The guard then moved from his station and came over to me, grabbing my pony’s reins, as though seizing the last piece of meat on a platter. “I must inform His Highness of your arrival,” he said.
Cupid’s ears flattened.
I thought quickly. A lie was my only escape. “Oh, no need, Herr Kasper. My house knows of my whereabouts.”
“All the same, Your Grace, please stay here while I fetch the messenger.”
Kasper turned and marched to the gate, where in a flash he would ring a bell, summoning a fleet soldier who would report my whereabouts to the Herzog staff. The list of disobediences was so long, I could only imagine my punishment. It might last until middle age.
With the gate closed and Herr Kasper’s head turned, I had no choice. I would put to test my abilities on astride saddlery. I backed my piebald, keeping the freshly clipped section of privet directly in front of me. I gathered Cupid between rein and seat, and he reared slightly before breaking into a full stride, heading straight for the hedge.
“Over,” I yelled, and in one mighty stride, we were up and sailing above the enormous privet at the front edge of the Residenz. Down we came, a good length away from its base, galloping toward the English Garden. The sound of my pony’s hoofs striking the cobblestones clattered my back teeth. I rose slightly in my stirrups and leaned forward, tapping Cupid with my crop. He stretched his stride. We were faster than the wind. This was how it was to ride like a man. Never had I felt so powerful, so free.
We raced across the central meadow, churning up the softening earth, galloping across the small hill, leaping a stand of flowering bush, spraying loose gravel from the walking path behind us. Oh, but what trouble I would be in. If it was inevitable, at least I would have one great ride. One memory upon which to light in the days, weeks, months and possibly years ahead.

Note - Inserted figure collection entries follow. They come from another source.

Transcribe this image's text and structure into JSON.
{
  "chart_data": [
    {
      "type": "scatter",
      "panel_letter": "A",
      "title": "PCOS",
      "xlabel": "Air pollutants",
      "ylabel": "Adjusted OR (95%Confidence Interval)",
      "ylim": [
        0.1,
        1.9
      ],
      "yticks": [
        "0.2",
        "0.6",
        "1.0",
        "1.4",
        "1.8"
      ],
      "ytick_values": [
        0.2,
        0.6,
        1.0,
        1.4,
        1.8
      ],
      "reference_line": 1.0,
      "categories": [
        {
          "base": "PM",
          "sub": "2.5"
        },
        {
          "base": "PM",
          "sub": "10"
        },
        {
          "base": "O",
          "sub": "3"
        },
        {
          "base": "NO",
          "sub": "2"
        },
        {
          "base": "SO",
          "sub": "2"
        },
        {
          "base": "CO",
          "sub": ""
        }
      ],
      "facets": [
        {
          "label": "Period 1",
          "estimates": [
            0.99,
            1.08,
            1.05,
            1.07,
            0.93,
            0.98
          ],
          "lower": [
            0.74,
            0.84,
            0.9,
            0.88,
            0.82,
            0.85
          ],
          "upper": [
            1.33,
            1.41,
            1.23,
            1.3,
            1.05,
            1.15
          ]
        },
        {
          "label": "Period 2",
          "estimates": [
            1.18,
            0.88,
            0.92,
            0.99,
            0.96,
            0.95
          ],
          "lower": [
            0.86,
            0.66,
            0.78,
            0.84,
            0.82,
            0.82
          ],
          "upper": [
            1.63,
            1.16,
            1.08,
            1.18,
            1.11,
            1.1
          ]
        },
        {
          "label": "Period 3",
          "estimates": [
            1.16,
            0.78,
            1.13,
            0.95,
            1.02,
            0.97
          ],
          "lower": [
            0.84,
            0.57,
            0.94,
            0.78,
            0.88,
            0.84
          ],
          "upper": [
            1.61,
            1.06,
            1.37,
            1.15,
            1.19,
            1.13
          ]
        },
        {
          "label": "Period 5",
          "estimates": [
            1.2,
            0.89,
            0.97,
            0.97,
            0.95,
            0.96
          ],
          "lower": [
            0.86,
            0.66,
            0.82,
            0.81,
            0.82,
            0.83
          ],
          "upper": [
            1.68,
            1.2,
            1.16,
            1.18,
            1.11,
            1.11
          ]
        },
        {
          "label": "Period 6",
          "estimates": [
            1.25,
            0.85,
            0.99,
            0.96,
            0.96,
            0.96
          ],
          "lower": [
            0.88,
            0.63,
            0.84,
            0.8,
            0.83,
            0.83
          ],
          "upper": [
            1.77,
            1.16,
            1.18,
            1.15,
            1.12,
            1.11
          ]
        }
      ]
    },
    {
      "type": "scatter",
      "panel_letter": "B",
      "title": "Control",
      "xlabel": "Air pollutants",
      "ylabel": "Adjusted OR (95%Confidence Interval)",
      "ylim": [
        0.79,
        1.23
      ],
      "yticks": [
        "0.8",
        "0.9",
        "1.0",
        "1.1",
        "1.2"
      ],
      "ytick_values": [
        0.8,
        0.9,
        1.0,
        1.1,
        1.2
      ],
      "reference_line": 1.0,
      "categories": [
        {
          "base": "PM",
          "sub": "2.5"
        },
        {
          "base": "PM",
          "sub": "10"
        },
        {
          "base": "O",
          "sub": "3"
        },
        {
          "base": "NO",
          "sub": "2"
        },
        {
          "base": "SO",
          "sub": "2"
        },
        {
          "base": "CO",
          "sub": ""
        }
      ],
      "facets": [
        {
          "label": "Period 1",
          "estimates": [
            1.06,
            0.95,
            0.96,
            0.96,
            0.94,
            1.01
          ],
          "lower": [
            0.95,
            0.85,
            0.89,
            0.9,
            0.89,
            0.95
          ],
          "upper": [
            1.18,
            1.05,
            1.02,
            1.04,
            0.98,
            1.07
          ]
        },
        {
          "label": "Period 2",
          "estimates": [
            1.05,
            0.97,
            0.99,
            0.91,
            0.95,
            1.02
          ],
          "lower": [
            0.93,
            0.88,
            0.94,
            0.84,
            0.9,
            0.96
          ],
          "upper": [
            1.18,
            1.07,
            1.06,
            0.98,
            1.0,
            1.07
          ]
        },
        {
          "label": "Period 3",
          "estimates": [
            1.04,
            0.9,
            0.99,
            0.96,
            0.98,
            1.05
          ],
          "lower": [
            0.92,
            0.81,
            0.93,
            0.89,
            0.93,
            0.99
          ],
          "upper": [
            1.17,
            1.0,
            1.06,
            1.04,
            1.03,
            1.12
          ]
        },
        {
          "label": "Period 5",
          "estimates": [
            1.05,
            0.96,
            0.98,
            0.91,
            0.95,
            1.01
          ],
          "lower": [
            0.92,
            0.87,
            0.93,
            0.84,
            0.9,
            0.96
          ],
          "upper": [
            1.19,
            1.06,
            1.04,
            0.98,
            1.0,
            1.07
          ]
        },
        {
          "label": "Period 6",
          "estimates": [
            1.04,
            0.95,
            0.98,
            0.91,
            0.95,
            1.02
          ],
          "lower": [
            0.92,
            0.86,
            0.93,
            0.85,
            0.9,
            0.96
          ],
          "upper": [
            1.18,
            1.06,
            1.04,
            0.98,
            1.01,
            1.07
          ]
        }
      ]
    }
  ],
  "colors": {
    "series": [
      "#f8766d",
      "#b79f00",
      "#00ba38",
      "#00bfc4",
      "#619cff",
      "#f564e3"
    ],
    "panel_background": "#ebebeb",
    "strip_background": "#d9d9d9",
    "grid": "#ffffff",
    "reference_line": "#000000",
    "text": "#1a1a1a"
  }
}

I entered the great spray of trees before the garden, and we zigzagged, Cupid and I, creating new trails. My pony’s neck frothing sweat, the locket-watch tick, tick, ticking against my chest, and then suddenly, I felt Cupid’s weight shift onto his haunches. The front of him rising up, up, up. There, in the puckerbrush, was a caped form. A lady? A gentleman? It was impossible to discern. Praise Lord that I had my legs wrapped round the pony when he reared, for I would surely have landed in the leaves with my regular saddle.